The Hidden Costs of Using SSL for Privileged Access Management

The Book of Ecclesiastes reads, “Using a dull ax requires great strength, so sharpen the blade. That's the value of wisdom; it helps you succeed.”  (10:10) And it may as well work for information security as InfoSec seems to have many areas of practice where we’re busy cutting down trees with dull axes.

We forget that sharpening our tools might make our lives easier. 

Using Secure Socket Layer (SSL) to manage privileged accounts offers one such example. There’s nothing wrong with SSL and SSL Virtual Private Networks (VPNs). It’s just not an efficient approach to Privileged Account Management (PAM). Let’s explore why SSL VPNs results in hidden costs for PAM.

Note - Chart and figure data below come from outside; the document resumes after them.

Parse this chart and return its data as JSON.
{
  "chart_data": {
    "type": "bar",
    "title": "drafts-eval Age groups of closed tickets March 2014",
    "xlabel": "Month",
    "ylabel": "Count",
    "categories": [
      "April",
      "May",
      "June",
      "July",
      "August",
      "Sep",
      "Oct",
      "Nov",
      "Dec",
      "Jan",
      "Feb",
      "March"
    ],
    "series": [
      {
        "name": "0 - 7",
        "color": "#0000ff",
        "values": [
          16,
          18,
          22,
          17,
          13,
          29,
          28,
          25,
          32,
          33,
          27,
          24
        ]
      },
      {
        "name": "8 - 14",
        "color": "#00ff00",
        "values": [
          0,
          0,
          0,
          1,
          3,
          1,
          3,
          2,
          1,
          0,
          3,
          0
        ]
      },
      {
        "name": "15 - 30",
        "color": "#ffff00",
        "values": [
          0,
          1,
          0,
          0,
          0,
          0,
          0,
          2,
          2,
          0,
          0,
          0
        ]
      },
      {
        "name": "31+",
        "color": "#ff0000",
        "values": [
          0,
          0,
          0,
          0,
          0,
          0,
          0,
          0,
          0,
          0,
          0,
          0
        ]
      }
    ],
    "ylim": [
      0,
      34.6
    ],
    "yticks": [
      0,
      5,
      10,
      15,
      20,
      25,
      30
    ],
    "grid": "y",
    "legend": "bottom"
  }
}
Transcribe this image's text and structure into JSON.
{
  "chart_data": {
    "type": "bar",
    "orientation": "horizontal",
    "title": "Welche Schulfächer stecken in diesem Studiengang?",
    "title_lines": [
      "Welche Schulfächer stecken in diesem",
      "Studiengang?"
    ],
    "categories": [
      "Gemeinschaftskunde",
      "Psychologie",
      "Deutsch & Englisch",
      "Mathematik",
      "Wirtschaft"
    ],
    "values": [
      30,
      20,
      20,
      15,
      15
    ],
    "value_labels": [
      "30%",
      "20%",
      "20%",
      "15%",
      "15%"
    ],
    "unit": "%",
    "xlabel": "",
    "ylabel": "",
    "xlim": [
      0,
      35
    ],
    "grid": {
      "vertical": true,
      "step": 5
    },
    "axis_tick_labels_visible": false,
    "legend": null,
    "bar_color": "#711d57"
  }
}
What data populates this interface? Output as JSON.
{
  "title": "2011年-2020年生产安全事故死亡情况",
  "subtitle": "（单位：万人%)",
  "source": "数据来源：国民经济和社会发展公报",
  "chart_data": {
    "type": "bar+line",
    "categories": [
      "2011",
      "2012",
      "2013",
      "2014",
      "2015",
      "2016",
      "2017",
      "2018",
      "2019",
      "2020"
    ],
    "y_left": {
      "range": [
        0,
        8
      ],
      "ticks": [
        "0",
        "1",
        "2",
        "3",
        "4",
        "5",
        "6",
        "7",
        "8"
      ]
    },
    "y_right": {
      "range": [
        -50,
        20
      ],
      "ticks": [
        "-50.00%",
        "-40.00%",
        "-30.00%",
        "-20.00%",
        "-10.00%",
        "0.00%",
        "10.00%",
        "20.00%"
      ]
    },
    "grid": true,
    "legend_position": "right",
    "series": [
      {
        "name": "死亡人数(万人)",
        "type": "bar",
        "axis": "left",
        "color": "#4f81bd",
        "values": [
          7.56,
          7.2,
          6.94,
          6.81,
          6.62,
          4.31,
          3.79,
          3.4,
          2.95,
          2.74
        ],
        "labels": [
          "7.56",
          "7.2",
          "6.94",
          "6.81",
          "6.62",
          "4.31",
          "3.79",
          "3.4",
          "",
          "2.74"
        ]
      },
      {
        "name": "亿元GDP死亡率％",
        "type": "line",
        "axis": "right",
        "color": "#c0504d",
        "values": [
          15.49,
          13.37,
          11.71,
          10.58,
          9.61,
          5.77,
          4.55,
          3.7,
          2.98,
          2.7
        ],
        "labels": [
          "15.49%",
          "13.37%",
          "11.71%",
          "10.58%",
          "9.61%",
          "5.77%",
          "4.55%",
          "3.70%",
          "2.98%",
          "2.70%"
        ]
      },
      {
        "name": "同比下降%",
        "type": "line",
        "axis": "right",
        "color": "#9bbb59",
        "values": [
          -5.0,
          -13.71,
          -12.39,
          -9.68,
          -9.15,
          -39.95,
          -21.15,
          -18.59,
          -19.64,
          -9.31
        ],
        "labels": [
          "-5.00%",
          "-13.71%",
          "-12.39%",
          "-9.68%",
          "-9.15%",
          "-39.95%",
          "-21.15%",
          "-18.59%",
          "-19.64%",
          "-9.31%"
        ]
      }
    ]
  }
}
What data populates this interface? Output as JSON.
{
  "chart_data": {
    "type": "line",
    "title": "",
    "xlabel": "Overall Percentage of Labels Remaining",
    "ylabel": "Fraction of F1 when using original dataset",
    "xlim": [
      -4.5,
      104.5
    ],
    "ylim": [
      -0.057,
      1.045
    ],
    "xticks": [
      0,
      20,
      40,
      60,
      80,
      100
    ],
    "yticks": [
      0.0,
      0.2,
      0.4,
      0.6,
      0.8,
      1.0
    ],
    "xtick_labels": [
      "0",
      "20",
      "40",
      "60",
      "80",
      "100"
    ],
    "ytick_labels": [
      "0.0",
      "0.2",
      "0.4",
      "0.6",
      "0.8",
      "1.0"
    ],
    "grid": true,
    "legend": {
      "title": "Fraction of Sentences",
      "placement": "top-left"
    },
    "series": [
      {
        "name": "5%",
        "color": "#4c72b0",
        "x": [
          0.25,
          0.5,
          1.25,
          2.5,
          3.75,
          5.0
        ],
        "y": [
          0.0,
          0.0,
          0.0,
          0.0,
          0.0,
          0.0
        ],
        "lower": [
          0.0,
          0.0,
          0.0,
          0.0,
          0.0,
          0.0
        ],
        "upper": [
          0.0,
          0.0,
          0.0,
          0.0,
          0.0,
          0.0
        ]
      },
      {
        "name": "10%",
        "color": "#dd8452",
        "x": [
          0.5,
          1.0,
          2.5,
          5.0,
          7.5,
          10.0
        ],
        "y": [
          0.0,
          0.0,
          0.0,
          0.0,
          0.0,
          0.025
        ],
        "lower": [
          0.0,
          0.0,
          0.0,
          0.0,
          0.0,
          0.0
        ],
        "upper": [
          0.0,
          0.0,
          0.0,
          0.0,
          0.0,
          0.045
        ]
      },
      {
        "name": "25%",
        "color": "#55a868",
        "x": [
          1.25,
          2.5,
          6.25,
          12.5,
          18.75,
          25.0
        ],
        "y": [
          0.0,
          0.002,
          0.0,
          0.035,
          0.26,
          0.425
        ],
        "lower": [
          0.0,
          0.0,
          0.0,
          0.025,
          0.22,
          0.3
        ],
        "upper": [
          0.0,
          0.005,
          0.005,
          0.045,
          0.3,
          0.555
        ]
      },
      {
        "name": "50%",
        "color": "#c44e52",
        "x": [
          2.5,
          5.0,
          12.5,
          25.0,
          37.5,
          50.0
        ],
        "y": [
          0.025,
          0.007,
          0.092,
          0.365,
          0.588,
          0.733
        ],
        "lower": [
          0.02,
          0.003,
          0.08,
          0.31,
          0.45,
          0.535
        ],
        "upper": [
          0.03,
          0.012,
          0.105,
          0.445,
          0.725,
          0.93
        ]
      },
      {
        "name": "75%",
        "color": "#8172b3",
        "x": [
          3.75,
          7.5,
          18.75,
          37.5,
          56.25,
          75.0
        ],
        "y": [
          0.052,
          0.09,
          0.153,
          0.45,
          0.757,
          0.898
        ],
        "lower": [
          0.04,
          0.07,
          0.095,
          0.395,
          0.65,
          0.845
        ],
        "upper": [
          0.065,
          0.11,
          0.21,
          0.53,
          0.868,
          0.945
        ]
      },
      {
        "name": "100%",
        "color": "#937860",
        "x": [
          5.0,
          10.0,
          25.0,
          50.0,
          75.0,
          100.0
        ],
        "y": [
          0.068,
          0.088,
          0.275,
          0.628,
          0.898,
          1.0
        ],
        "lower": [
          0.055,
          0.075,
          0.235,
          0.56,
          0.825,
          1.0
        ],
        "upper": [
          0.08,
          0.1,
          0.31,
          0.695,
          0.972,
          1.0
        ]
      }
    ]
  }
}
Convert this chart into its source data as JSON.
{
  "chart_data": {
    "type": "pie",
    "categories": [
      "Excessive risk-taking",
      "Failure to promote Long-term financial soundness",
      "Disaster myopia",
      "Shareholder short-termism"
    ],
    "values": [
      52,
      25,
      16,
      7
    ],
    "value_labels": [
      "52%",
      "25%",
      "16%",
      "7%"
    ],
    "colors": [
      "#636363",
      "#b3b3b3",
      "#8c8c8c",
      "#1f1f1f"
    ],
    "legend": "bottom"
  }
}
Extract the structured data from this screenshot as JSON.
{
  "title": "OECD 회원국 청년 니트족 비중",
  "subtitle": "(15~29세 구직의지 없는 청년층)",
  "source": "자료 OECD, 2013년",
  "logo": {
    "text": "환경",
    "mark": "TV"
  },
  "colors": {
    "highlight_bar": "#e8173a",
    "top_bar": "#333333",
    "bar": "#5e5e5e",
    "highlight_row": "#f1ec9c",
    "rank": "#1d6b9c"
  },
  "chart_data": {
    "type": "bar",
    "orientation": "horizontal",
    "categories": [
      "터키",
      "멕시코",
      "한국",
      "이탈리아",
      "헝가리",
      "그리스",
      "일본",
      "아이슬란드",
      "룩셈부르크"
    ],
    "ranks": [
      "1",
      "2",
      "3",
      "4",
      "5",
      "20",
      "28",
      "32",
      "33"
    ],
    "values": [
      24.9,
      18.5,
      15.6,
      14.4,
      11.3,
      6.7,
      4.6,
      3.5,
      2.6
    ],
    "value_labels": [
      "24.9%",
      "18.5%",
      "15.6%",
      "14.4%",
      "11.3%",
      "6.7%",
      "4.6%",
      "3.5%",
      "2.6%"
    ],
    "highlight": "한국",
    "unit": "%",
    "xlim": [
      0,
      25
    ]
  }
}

A Quick Check In – What’s PAM?

PAM, which also sometimes stands for Privileged Access Management, deals with authorizing and monitoring privileged users, the people who have administrative access to critical systems.  Privileged (or “root”) users can modify system configurations, add and edit accounts.  A PAM solution grants, revokes and tracks privileged access based on IT department needs and organizational policies.

The SSL Approach to PAM

SSL VPNs, depicted in simple form in Figure 1, utilize a Certificate Authority (CA) to give remote users access credentials. A CA server issues a certificate (a unique, self-expiring piece of code) that entitles the remote user to log into internal systems. SSL VPNs typically allow access for a single system, not the entire network.

A privileged user outside the firewall could use the SSL VPN to gain administrative access to a system.  This is a common need. Many privileged users are remote: Vendors, third party managed services providers and offshore teams are just a few examples of possible external privileged users.

Relying on an SSL VPN to do privileged account management can pile up unproductive and costly administrative time:

• There are a lot of moving parts to manage – An SSL VPN approach to PAM involves managing a firewall, a CA server and an identity store. The identity store (e.g. LDAP) has to be configured to support privileged access rights. For example, if John Doe has admin access to the email server, that fact needs to be reflected in his identity profile. As access rights change, and they frequently do, the store needs to be kept up to date. 

• Reporting requires collating data from multiple systems – A number of stakeholders need to see reporting related to PAM. These include security and compliance managers as well as outside auditors. It’s a time-consuming chore, however, to pull together and correlate data from the firewall, CA server and identity store. 

• The identity store and CA need to track third party employees – Most, if not all remote privileged users work for someone else. Modifying an identity store every time a vendor adds or terminates an employee creates a time-consuming, error-prone work load.

The PAM Portal Alternative

New approaches to PAM, such as the Wallix AdminBastion Suite (WAB Suite), offer a streamlined portal architecture to manage privileged access. As shown in Figure 2, WAB Suite combines all of the functions needed for PAM into a single solution. 

At the front end, privileged users sign in to an Access Manager through a portal.  All privileged users are alike. They all have to go through the same Access Manager. The Access Manager stands as a single point of policy definition and policy enforcement for PAM.  The Access Manager knows which systems the user can access and at what level of privilege.  A super admin can add/modify/delete privileged user accounts on the Access Manager. This approach reduces the risk that a former employee will retain access to a critical system.

Compared to the SSL VPN approach to PAM, the WAB Suite portal-based PAM solution offers a number of security and cost benefits:

• A centralized, unified system for all PAM – WAB enables quick management of access across a disparate set of heterogeneous systems. Management of the PAM solution should be far less taxing on IT resources than the SSL VPN approach.
• Reduced risk of unauthorized access – The best PAM systems prevent privileged users from knowing the actual passwords to critical systems. The goal is to prevent a manual override on a physical device, for example. WAB keeps passwords in a secure vault and gives the privileged user access once he has cleared the Access Manager.
• Better awareness of privileged account use - WAB’s Session Manager records what privileged users actually do during their administrative sessions. Audit reporting is more streamlined and integrated than the equivalent process with SSL VPN.
• Easy to deploy – WAB is simple and efficient to set up and maintain. With cloud-hosted options, implementation is quite fast. WAB is able to work with virtually any privileged account, including those required by platforms that manage mobile devices and the like. WAB’s Agent-less deployment - WAB doesn’t force the IT department to install special software on every system where they are managing privileged access.

With the new, portal-based approach to PAM, there can be one less dull axe at work in the IT department. Even though Solomon also wrote “There is nothing new under the sun,” perhaps he didn’t know about WAB Suite.